The iPhone market is simply too large and lucrative at this point to be anything but the primary development target, and that will only be truer in the next few years.
"There is more worth loving than we have strength to love." - Brian Jay Stanley
If the phone had a real preemptive time sharing OS and an appropriately restricted API (enforced time/space/cpu quota, only screen, touch, and sound access) then it would be a trivial exercise to know a prog was 'safe'. At the moment they have a broad API and Apple's idea of safe and your might well not be the same (location data anyone? what exactly is the app going to do with the network access it's asking for...).
i have never seen an iphone so i dont even know if it comes with a browser or not. but assuming that iphone comes with a browser and people can go to different websites the question i have is -> can browser based content compete with native iphone apps ? how does apple intend to keep people developing native iphone apps as opposed to apps that can be run from browser ?
I'm pretty sure the FLOSS community will continue to develop what is worth, and for free
How? The most popular copyleft software license, the GNU General Public License, is incompatible with the iPhone SDK license. Are you talking about MIT/BSD style permissive licensing of free software instead of copyleft?
What a fantastic idea...
But is a Symbian, Blackberry or G1 fast enough to run my physics based 3d games at better than a 30 fps frame rate? Yea I though so...
BTW, my games also require access to a accelerometer.
Let me get started right away porting my stuff over to java!
Got Code?
The only way to find right app is by getting better recommendations. http://www.appsd.com shows related apps for any iphone application. Although its not perfect its a good start.

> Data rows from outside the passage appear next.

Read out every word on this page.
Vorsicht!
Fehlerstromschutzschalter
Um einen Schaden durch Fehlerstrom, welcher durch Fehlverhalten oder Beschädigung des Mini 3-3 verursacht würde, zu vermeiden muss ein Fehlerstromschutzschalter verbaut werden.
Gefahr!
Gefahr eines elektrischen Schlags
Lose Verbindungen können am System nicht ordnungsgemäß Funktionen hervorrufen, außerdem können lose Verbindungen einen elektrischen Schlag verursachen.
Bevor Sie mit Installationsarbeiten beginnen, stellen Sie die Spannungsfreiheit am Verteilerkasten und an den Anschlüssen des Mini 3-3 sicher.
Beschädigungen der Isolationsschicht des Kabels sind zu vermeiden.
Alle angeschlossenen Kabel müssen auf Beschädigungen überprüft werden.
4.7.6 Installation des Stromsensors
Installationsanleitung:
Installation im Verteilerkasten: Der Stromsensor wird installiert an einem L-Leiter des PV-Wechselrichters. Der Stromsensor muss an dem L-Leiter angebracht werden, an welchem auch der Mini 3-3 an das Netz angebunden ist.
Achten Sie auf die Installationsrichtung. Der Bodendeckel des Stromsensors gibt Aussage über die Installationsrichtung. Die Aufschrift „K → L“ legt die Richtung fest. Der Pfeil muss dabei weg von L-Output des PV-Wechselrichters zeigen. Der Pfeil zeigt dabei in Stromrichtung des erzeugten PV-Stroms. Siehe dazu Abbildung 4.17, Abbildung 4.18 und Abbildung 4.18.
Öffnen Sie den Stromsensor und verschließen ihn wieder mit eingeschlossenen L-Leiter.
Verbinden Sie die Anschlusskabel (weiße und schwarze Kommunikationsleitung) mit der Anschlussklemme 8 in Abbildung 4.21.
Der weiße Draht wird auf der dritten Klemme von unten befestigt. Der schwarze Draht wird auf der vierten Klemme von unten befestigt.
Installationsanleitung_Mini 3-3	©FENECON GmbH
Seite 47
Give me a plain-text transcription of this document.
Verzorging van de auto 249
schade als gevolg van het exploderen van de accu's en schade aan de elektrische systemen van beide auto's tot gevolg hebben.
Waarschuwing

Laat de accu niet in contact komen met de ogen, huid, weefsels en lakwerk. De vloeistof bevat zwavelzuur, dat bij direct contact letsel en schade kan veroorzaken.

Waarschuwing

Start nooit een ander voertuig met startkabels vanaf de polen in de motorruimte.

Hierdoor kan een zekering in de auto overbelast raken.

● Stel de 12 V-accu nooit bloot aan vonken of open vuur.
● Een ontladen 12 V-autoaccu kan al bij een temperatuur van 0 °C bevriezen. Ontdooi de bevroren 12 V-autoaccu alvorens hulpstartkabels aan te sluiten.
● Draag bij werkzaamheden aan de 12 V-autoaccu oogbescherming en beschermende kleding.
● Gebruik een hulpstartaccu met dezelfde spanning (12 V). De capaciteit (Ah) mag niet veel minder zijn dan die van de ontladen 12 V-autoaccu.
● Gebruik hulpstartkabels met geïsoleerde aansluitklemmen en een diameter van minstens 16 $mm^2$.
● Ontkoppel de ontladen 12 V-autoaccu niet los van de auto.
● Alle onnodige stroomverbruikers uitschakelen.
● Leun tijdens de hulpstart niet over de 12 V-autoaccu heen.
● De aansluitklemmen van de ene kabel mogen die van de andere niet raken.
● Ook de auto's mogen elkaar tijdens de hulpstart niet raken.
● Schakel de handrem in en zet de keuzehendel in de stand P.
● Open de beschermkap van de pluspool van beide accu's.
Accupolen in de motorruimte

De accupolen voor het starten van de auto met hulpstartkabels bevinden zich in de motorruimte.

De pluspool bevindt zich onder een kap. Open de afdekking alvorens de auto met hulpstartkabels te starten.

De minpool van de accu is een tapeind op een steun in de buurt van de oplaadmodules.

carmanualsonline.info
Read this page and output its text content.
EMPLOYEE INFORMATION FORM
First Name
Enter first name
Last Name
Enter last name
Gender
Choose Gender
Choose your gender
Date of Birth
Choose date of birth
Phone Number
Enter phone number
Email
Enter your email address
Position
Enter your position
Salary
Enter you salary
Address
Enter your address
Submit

Never seen a female developer.
The fiance of friend of mine is a total hottie and she owns and runs a whole development shop. She can move aside a programmer when the job isn't being done up to her alarmingly high specs and get it done herself in half the time. Think, "Geek Bond Girl". Then get out more before assuming you know what reality looks like. With a bit of exploring, one learns that most fictional accounts of the world aren't half as astonishing as the real thing.